The Team framed the stakeholder engagements and conversations to identify barriers and solutions. The context for all discussions was the journey young people take from becoming homeless to transitioning out of system support. Based on their own experience navigating the space, our young people defined the journey, consisting of three stages containing nine smaller steps.

This final report provides an overview of the research activities and findings that, taken together, inform and provide the concept for a new digital service for New York City.

The recommended solution provides confidence and transparency to service users looking for the right service to meet their needs and new data for system providers and funders to accelerate and improve service provision. This solution is an ecosystem of tools and services, working together to holistically address the issues confronting youth on the verge of or experiencing homelessness. Designed to help youth navigate, find, and connect with providers in a friendly manner, it bridges the gap between those experiencing housing instability and the provider network with tools to help the provider manage intake, availability, and services. Fundamentally, it establishes a centralized, interoperable dataset that can be used freely by other parties.

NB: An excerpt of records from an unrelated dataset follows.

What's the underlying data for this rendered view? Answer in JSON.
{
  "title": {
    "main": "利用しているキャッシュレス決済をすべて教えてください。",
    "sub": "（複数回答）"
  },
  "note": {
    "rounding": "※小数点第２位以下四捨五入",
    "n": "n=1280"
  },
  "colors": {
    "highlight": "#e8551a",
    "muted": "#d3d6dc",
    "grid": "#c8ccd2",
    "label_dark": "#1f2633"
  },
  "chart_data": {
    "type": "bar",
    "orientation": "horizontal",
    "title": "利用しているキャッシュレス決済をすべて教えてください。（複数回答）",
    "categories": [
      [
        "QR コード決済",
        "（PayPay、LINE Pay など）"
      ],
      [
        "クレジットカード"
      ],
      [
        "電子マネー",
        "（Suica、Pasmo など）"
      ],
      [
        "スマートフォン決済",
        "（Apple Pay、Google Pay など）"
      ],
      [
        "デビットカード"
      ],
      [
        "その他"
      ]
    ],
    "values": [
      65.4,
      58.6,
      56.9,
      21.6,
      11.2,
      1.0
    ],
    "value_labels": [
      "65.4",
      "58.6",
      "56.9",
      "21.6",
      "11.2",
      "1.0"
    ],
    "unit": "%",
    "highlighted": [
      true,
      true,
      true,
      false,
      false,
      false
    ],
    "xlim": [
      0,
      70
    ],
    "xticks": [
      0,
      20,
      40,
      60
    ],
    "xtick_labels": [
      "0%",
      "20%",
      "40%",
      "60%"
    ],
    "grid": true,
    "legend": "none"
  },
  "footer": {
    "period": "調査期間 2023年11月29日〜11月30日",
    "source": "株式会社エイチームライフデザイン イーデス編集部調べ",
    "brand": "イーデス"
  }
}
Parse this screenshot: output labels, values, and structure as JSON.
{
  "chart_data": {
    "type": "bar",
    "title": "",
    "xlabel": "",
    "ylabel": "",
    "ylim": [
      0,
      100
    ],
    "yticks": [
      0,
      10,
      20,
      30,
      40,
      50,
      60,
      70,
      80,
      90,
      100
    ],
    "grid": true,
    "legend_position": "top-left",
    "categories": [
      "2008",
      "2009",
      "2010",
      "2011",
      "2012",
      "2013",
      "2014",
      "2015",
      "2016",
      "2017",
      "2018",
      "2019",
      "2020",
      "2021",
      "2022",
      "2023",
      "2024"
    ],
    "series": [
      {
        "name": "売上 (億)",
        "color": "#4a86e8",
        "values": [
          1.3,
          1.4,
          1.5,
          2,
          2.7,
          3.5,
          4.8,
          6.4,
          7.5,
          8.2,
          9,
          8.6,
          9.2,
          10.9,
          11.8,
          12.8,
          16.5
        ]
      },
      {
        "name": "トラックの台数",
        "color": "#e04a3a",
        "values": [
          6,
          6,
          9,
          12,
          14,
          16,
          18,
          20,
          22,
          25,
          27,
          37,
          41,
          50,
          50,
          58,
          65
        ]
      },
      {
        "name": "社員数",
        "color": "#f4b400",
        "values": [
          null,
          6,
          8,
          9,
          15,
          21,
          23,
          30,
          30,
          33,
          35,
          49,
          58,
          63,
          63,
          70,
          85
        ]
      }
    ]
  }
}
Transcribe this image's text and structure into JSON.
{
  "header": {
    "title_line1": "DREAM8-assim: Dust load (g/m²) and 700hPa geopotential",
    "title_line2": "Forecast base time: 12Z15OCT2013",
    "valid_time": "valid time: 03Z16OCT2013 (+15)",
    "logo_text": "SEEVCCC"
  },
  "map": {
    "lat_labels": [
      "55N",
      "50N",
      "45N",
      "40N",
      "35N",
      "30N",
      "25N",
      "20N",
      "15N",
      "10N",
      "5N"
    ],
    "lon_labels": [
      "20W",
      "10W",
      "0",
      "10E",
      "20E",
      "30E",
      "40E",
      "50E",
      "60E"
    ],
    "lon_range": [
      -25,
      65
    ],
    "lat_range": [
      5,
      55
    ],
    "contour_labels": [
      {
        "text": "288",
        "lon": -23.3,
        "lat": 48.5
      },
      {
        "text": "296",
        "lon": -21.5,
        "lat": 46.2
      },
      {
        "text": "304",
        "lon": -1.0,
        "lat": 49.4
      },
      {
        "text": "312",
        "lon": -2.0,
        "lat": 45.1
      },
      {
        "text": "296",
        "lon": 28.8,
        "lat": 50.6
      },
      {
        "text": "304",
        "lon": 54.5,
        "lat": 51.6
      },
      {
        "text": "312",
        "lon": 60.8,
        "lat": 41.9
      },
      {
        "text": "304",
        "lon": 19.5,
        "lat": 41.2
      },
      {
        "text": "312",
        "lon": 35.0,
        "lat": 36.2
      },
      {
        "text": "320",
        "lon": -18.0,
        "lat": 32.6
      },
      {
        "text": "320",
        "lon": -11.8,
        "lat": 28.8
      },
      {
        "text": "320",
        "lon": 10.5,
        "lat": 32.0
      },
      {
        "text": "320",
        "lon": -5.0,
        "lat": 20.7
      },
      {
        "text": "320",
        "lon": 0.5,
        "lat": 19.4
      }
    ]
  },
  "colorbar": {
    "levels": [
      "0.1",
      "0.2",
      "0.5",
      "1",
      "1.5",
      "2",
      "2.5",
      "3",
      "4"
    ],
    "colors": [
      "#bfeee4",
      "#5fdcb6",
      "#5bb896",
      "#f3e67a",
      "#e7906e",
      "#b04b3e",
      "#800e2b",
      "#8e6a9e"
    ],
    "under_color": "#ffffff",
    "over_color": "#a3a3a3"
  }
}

To successfully drive better outcomes for young people experiencing or facing homelessness, our recommendation is supported by a range of service and system changes. These systemic changes are an essential aspect of the report, but at a high level, include: 

  • How to incentivize service providers to engage with the solution
  • How we might use our solution to help the service system better “see” and understand itself and where issues might lie
  • What we measure (and how) to determine the impact of the solution, and how this supports a positive feedback loop to ensure improved service provision
  • How we engage, upskill, and retain young people with lived experience to provide support to their peers
  • What concerns, e.g., privacy, data sovereignty, digital inclusion, etc., might require government support or reform for effective implementation

We establish a virtuous cycle: more and better information, enabling users to more quickly and confidently connect to provider services, more learning from the use of the platform – especially about when young people need help – and improved, more targeted services from that learning. People can be helped earlier and earlier in the cycle of homelessness, with more and better prevention services, thereby reducing homelessness.